A surprised Maureen, one of eight award recipients, said she felt “a little embarrassed and humbled” on receiving the award from Assistant Minister for Education, Brittany Lauga.

In 2018 the consultant in inclusive education based at the North Schools Service Centre was pivotal in providing emotional, financial and physical support to a BCE employee, a refugee from a country besieged by war.

Alone in Australia, this person supported their family who had remained behind and were being targeted by a terrorist group.

Maureen stepped in to support her co-worker in seeking immigration advice and in lobbying politicians for Australian visas for the other family members stuck in a war zone, all the while supporting them in the workplace.

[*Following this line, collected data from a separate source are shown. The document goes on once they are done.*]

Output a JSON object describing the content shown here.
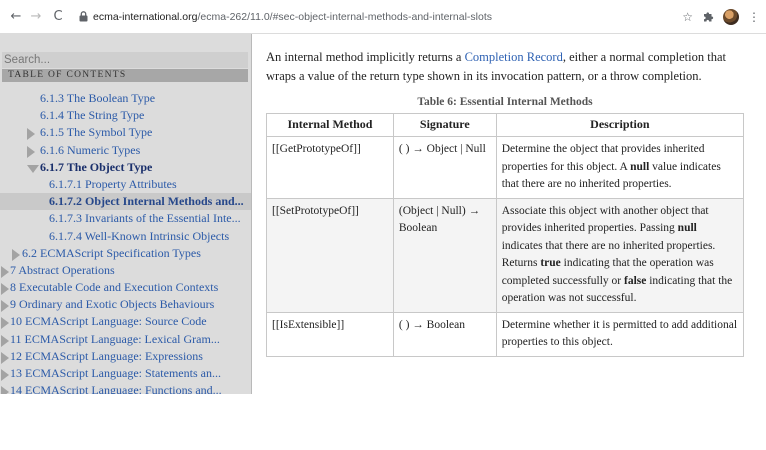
{
  "browser": {
    "back_glyph": "←",
    "forward_glyph": "→",
    "reload_glyph": "C",
    "url_host": "ecma-international.org",
    "url_path": "/ecma-262/11.0/#sec-object-internal-methods-and-internal-slots",
    "icons": [
      "lock-icon",
      "star-icon",
      "extensions-puzzle-icon",
      "profile-avatar",
      "kebab-menu-icon"
    ]
  },
  "sidebar": {
    "search_placeholder": "Search...",
    "toc_title": "TABLE OF CONTENTS",
    "items": [
      {
        "label": "6.1.3 The Boolean Type",
        "indent": 1,
        "marker": "none",
        "state": "normal"
      },
      {
        "label": "6.1.4 The String Type",
        "indent": 1,
        "marker": "none",
        "state": "normal"
      },
      {
        "label": "6.1.5 The Symbol Type",
        "indent": 1,
        "marker": "collapsed",
        "state": "normal"
      },
      {
        "label": "6.1.6 Numeric Types",
        "indent": 1,
        "marker": "collapsed",
        "state": "normal"
      },
      {
        "label": "6.1.7 The Object Type",
        "indent": 1,
        "marker": "expanded",
        "state": "active"
      },
      {
        "label": "6.1.7.1 Property Attributes",
        "indent": 2,
        "marker": "none",
        "state": "normal"
      },
      {
        "label": "6.1.7.2 Object Internal Methods and...",
        "indent": 2,
        "marker": "none",
        "state": "current"
      },
      {
        "label": "6.1.7.3 Invariants of the Essential Inte...",
        "indent": 2,
        "marker": "none",
        "state": "normal"
      },
      {
        "label": "6.1.7.4 Well-Known Intrinsic Objects",
        "indent": 2,
        "marker": "none",
        "state": "normal"
      },
      {
        "label": "6.2 ECMAScript Specification Types",
        "indent": 0,
        "marker": "collapsed",
        "state": "normal"
      },
      {
        "label": "7 Abstract Operations",
        "indent": -1,
        "marker": "collapsed",
        "state": "normal"
      },
      {
        "label": "8 Executable Code and Execution Contexts",
        "indent": -1,
        "marker": "collapsed",
        "state": "normal"
      },
      {
        "label": "9 Ordinary and Exotic Objects Behaviours",
        "indent": -1,
        "marker": "collapsed",
        "state": "normal"
      },
      {
        "label": "10 ECMAScript Language: Source Code",
        "indent": -1,
        "marker": "collapsed",
        "state": "normal"
      },
      {
        "label": "11 ECMAScript Language: Lexical Gram...",
        "indent": -1,
        "marker": "collapsed",
        "state": "normal"
      },
      {
        "label": "12 ECMAScript Language: Expressions",
        "indent": -1,
        "marker": "collapsed",
        "state": "normal"
      },
      {
        "label": "13 ECMAScript Language: Statements an...",
        "indent": -1,
        "marker": "collapsed",
        "state": "normal"
      },
      {
        "label": "14 ECMAScript Language: Functions and...",
        "indent": -1,
        "marker": "collapsed",
        "state": "normal"
      }
    ]
  },
  "main": {
    "intro_before": "An internal method implicitly returns a ",
    "intro_link": "Completion Record",
    "intro_after": ", either a normal completion that wraps a value of the return type shown in its invocation pattern, or a throw completion.",
    "table_caption": "Table 6: Essential Internal Methods",
    "headers": [
      "Internal Method",
      "Signature",
      "Description"
    ],
    "rows": [
      {
        "method": "[[GetPrototypeOf]]",
        "signature": "( ) → Object | Null",
        "description": [
          {
            "t": "Determine the object that provides inherited properties for this object. A ",
            "b": false
          },
          {
            "t": "null",
            "b": true
          },
          {
            "t": " value indicates that there are no inherited properties.",
            "b": false
          }
        ]
      },
      {
        "method": "[[SetPrototypeOf]]",
        "signature": "(Object | Null) → Boolean",
        "description": [
          {
            "t": "Associate this object with another object that provides inherited properties. Passing ",
            "b": false
          },
          {
            "t": "null",
            "b": true
          },
          {
            "t": " indicates that there are no inherited properties. Returns ",
            "b": false
          },
          {
            "t": "true",
            "b": true
          },
          {
            "t": " indicating that the operation was completed successfully or ",
            "b": false
          },
          {
            "t": "false",
            "b": true
          },
          {
            "t": " indicating that the operation was not successful.",
            "b": false
          }
        ]
      },
      {
        "method": "[[IsExtensible]]",
        "signature": "( ) → Boolean",
        "description": [
          {
            "t": "Determine whether it is permitted to add additional properties to this object.",
            "b": false
          }
        ]
      }
    ]
  }
}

When two visas were finally granted, Maureen instigated fundraising to enable her colleague to purchase airline tickets and to find accommodation for the family.

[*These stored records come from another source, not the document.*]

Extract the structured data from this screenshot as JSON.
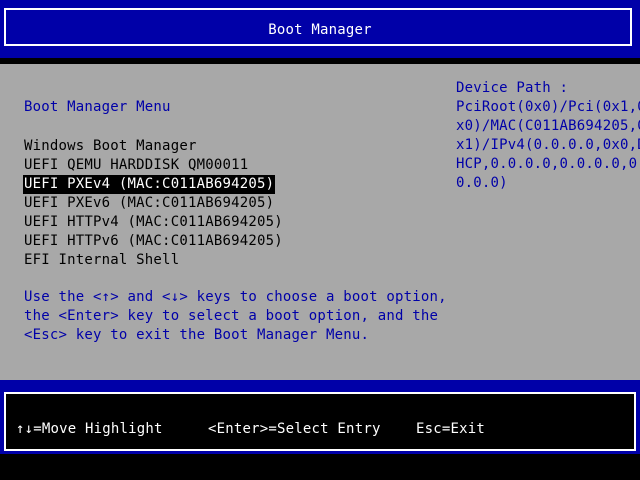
{
  "header": {
    "title": "Boot Manager"
  },
  "menu": {
    "title": "Boot Manager Menu",
    "items": [
      {
        "label": "Windows Boot Manager",
        "selected": false
      },
      {
        "label": "UEFI QEMU HARDDISK QM00011",
        "selected": false
      },
      {
        "label": "UEFI PXEv4 (MAC:C011AB694205)",
        "selected": true
      },
      {
        "label": "UEFI PXEv6 (MAC:C011AB694205)",
        "selected": false
      },
      {
        "label": "UEFI HTTPv4 (MAC:C011AB694205)",
        "selected": false
      },
      {
        "label": "UEFI HTTPv6 (MAC:C011AB694205)",
        "selected": false
      },
      {
        "label": "EFI Internal Shell",
        "selected": false
      }
    ]
  },
  "help": {
    "lines": [
      "Use the <↑> and <↓> keys to choose a boot option,",
      "the <Enter> key to select a boot option, and the",
      "<Esc> key to exit the Boot Manager Menu."
    ]
  },
  "device_path": {
    "label": "Device Path :",
    "lines": [
      "PciRoot(0x0)/Pci(0x1,0",
      "x0)/MAC(C011AB694205,0",
      "x1)/IPv4(0.0.0.0,0x0,D",
      "HCP,0.0.0.0,0.0.0.0,0.",
      "0.0.0)"
    ]
  },
  "footer": {
    "move_hint": "↑↓=Move Highlight",
    "enter_hint": "<Enter>=Select Entry",
    "esc_hint": "Esc=Exit"
  },
  "colors": {
    "bios_blue": "#0000a8",
    "panel_grey": "#a8a8a8",
    "text_white": "#ffffff",
    "highlight_black": "#000000"
  }
}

She then galvanised BCE’s office community into providing donations of furniture and other needs and organised helpers to move her co-worker into new accommodation prior to the family arriving in Australia.

Her efforts spurred the entire office community and inspired many in schools who donated time and effort in helping find the colleague a community of people who genuinely cared.

Maureen said the award was more an acknowledgment of the generosity of spirit of many.

“I was so proud of the way so many of our BCE employees and their families and friends responded and it was this cumulative effect that in the end made a real difference,” she said.

“Therefore, I receive the award as part of a caring community who responded to a need.

She said it also was an acknowledgment that going the extra mile was part of Catholic identity, something she witnessed every day at work.

“Also, my husband and I have five grandchildren and it means a great deal to us that they grow up having a social conscience and are challenged to live out the Gospel values in their daily lives.

“Perhaps this award may encourage them to grow in their capacity to bring their heart, head and hands to everything they do.”

Maureen, who began her teaching career at St Flannan’s School, Zillmere, in the 1970s, said seeing others do good deeds was what inspired her to have a go.

“I have always been inspired by St Mary of the Cross MacKillop – ‘never see a need without doing something about it’.

“I witness this on a day-to-day basis working in our BCE school communities.”

She said she was deeply committed to the spirit of Catholic education and was blessed to work as part of a team of like-minded individuals who were also deserving of a nomination for a Spirit of Catholic Education Award.

“Many people who struggle also do wonderful things for others while they live with their own personal challenges.

“Being vulnerable helps us more readily notice the vulnerability in others and the opportunity of contributing to making a difference.

“It is important to grow goodness in our world and to notice the kindness and goodness of others is one way of keeping the Spirit of Catholic Education alive,” she said.